Gremium arbeitet Missbrauchsvorwürfe auf
Ein Expertengremium soll die Missbrauchsvorwürfe am Universitätsklinikum des Saarlandes (UKS) aufarbeiten. Es soll sich mit den Verdachtsfällen an einer Spezialambulanz der Klinik für Kinder- und Jugendpsychiatrie (KJP) befassen – unter anderem.
(fu) Ein Expertengremium wird die Missbrauchsvorwürfe am Universitätsklinikum des Saarlandes (UKS) aufarbeiten. Der frühere Präsident des Bundeskriminalamtes (BKA), Jörg Ziercke, soll das Gremium leiten. Die „unabhängige Aufarbeitungskommission“soll sich mit den Verdachtsfällen an einer Spezialambulanz der Klinik für Kinder- und Jugendpsychiatrie (KJP) befassen. Daneben wird es um die mutmaßlichen Übergriffe bei Operationen an Kindern in der Klinik für Hals-, Nasen- und Ohrenheilkunde (HNO) gehen. Das hat der Aufsichtsrat des UKS nach SZ-Informationen in der vergangenen Woche beschlossen.
Bei der Aufarbeitung solle die Anerkennung des Leids der Betroffenen im Vordergrund stehen, heißt es in einer internen Vorlage zur geplanten Expertenrunde. Daneben erwartet das Kontrollgremium von der neuen Kommission, dass sie Verantwortlichkeiten „analysiert“und Schutzmaßnahmen empfiehlt. Die Kommission werde „in ihrer Arbeit gänzlich weisungsunabhängig“ sein. In „voraussichtlich“zwei Jahren soll sie einen Abschlussbericht vorlegen.
Mit Jörg Ziercke hat das Uni-Klinikum einen prominenten Vorsitzenden für sein Expertengremium gewonnen. Der Ex-BKA-Chef ist heute Bundesvorsitzender des Opferschutzvereins Weißer Ring. Er dürfte auch die politische Dimension seiner neuen Aufgabe einschätzen können. In der sogenannten Edathy-Affäre war Ziercke vor Jahren persönlich unter Beschuss geraten. Der ehemalige SPD-Bundestagsabgeordnete Sebastian Edathy, der wegen des Besitzes von Kinderpornos unter Anklage stand, jedoch nie verurteilt wurde, beschuldigte Ziercke in einem Untersuchungsausschuss des Bundestages der Weitergabe geheimer Informationen. Ziercke wies das zurück. Begleitet wird die Kommissionsarbeit durch einen Beirat.
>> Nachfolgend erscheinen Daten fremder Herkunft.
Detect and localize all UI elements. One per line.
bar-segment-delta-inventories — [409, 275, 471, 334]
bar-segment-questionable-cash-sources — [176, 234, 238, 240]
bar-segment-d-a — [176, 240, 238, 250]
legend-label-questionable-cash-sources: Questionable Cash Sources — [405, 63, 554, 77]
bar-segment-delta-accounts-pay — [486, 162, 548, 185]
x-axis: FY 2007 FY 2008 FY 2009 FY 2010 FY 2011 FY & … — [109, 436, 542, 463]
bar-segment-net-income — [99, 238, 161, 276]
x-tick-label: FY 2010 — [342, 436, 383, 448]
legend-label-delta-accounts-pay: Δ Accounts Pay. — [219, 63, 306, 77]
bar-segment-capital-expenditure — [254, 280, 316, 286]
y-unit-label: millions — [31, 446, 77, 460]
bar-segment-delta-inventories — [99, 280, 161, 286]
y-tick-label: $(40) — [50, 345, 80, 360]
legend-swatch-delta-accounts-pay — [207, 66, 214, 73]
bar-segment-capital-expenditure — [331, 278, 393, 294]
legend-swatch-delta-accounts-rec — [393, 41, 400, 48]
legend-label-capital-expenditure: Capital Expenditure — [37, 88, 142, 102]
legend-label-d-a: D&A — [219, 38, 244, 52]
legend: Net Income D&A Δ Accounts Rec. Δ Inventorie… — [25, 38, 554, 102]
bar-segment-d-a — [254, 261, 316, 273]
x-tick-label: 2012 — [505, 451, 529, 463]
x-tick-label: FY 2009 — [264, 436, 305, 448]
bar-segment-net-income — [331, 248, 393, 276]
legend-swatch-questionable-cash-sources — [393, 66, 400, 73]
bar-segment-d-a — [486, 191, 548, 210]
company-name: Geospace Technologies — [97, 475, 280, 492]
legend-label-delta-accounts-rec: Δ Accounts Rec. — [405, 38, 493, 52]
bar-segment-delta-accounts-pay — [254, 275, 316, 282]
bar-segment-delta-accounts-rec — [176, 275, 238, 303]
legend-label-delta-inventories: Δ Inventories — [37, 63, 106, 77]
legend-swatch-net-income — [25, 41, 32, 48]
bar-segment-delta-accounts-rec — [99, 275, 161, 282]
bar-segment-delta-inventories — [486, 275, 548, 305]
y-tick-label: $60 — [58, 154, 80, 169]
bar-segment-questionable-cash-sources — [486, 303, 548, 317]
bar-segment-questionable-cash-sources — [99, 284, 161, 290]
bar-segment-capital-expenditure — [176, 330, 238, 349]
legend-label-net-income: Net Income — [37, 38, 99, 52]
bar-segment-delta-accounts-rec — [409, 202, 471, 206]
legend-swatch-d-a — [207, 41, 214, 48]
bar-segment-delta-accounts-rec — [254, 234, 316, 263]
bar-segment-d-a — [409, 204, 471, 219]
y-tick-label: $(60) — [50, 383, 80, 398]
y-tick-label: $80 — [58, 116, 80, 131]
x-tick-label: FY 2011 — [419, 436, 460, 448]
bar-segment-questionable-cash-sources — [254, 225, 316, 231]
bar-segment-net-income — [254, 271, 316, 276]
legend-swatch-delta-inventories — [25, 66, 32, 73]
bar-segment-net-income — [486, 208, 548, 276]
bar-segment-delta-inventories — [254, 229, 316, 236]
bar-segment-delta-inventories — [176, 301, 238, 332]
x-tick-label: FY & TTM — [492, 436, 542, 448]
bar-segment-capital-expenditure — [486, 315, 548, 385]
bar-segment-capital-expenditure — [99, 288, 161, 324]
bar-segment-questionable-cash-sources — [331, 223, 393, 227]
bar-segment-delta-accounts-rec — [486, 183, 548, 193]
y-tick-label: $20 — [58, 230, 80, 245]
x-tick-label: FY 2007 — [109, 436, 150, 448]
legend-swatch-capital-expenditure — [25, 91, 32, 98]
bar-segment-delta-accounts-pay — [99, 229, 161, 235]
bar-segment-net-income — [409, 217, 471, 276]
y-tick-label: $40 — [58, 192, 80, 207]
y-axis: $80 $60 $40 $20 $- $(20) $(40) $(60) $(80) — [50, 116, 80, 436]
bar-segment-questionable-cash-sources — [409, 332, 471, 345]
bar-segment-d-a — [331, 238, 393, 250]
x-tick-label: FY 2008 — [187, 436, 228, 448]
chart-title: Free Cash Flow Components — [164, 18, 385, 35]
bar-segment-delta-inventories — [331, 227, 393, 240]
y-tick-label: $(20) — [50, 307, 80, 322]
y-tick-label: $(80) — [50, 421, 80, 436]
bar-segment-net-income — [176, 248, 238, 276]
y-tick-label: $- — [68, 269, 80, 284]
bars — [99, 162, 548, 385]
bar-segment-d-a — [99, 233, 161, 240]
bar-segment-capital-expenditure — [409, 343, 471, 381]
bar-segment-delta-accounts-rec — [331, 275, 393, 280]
Auch hier setzt der Aufsichtsrat auf einen bekannten Namen: Christine Bergmann (SPD), erste Familienministerin unter dem damaligen Bundeskanzler Gerhard Schröder (SPD, „Familie und Gedöns“), übernimmt nach SZ-Informationen den Vorsitz.
Um das Expertengremium war in den vergangenen Monaten intern gerungen worden. Eine angedachte Personalie führte im Herbst sogar zu einem Rücktritt aus dem UKS-Aufsichtsrat. Weil der renommierte Kinderschutzexperte Jörg Fegert die Aufarbeitungskommission leiten und zugleich in den Aufsichtsrat berufen werden sollte, nahm Heiner Iro seinen Hut. Der Ärztliche Direktor des Universitätsklinikums Erlangen fürchtete um die Unabhängigkeit der Aufarbeitung und die Glaubwürdigkeit des UKS. Iro bezeichnete eine mögliche Doppelfunktion als „schweren Webfehler schon zu Beginn des Aufarbeitungsprozesses“. Dem Vernehmen nach soll Fegert jetzt nicht mehr zum Expertenkreis gehören.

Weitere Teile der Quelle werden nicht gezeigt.